Depuis la séparation du groupe fin 1989, Lawrence gère de près le catalogue de Felt et les rééditions se sont multipliées depuis le coffret Felt de 1993 (qui couvrait la première période du groupe chez Cherry Red) en s'appuyant le plus souvent sur le mythe qu'il a bâti au moment où il a arrêté du groupe, celui d'un groupe qui a accompli un plan tracé d'avance de sortir 10 albums et 10 singles pendant la décennie des années 1980.
Lawrence est réputé pour son refus d'ajouter des titres bonus et des inédits aux rééditions de ses albums. On pourrait donc s'attendre à ce que les rééditions qu'ils supervisent soient celles d'une œuvre gravée dans le marbre, se rapprochant le plus proche possible de l'édition originale. Sauf que c'est exactement l'inverse qui se produit : chansons en moins (ou rarement en plus) sur les albums, modification du titre de chansons ou d'albums, pochettes complètement modifiées et même, pour Ignite the seven cannons en 2018, remixage d'une majorité des titres !
En 2018, on a eu droit à une vague de rééditions de tous les albums, sous deux formes :
- Des 33 tours reprenant plus ou moins la pochette originale.
- Des coffrets comprenant un album en CD, sans sa pochette originale, plus un 45 tours, parfois pas en rapport direct avec l'album en question, et aussi des badges, une affiche et des reproductions de tracts.
Parmi les dix titres concernés, j'aurais quand même dû me pencher de près sur la réédition 2018 de The pictorial Jackson review, qu'elle soit en 33 tours ou en coffret, qui modifie l'original. Et ça tombe bien car cet album original m'a toujours posé problème, au point que, en 2007, j'avais imaginé une solution pour y remédier avec la publication sur mon label virtuel de The EPictorial Jackson review.
Voilà comment je présentais ce disque virtuel dans ses notes de pochette :
"I was going to be a personality, I was going to be so well known, What went wrong I don't know" ("How Spook got her man")
L'album "The pictorial Jackson Review", l'avant-dernier de Felt, est sorti au printemps 1988, un an et demi avant la séparation du groupe. Si on en croit la citation ci-dessus, certes tirée de son contexte, Lawrence avait déjà le sentiment que ses rêves de gloire étaient en train de s'évanouir.
Tout au long de sa carrière, Felt a eu bien du mal à produire des albums calibrés suivant les préceptes de l'industrie du disque : une œuvre regroupant 10 à 14 titres d'au moins une trentaine de minutes. Des mini-albums 6 titres au maxi 5 titres ("The final resting of the ark") en passant par l'album de 16 minutes ("Let the snakes crinkle their heads to death"), cette variété rend encore plus risible la légende créée par Lawrence au moment de la séparation du groupe, comme quoi il avait sorti 10 singles et 10 albums et 10 ans. Cette légende, reprise par toutes les bios depuis, avait de toute façon un énorme défaut congénital : Lawrence avait délibérément écarté de son décompte "Index", le premier de ses 45 tours !
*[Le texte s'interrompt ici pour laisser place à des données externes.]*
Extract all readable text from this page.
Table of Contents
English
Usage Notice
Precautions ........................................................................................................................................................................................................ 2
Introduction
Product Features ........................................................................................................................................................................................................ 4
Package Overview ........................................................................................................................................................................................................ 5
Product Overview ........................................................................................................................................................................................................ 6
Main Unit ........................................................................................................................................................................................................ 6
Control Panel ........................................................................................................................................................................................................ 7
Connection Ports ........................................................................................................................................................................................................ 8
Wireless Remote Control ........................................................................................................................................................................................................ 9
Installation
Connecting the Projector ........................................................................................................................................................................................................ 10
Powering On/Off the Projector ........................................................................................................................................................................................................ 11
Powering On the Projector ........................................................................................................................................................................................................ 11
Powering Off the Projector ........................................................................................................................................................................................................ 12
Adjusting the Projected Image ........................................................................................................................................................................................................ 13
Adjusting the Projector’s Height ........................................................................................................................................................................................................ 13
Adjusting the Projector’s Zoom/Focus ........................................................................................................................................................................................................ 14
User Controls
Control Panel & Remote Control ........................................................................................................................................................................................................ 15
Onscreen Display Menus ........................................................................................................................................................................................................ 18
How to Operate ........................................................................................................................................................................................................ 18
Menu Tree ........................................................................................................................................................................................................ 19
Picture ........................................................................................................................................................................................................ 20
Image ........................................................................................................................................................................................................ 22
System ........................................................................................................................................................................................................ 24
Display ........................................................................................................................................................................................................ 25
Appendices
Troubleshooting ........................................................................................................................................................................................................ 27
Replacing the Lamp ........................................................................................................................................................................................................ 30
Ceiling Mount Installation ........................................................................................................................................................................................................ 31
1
Lawrence semble pourtant apprécier que les choses soient claires et carrées. Personnellement, l'album "The pictorial Jackson Review" m'a toujours posé problème à cause du déséquilibre complet entre ses deux faces (il s'agit à cette époque encore d'un album conçu pour le vinyl : il ne sera édité en CD, couplé avec l'album suivant, que six mois plus tard). Sur la première face, on trouve huit courtes et excellentes chanson, qui s'enchaînent parfaitement, avec un bon équilibre orgue/guitare, à mi-chemin entre le Dylan de 1965 (à moins que ce soit celui de 1974) et le Lou Reed de "Rock'n'roll heart". Sur la face B, on trouve deux titres instrumentaux, un de douze minutes et un de trois minutes, composés et interprétés en solo au piano par Martin Duffy.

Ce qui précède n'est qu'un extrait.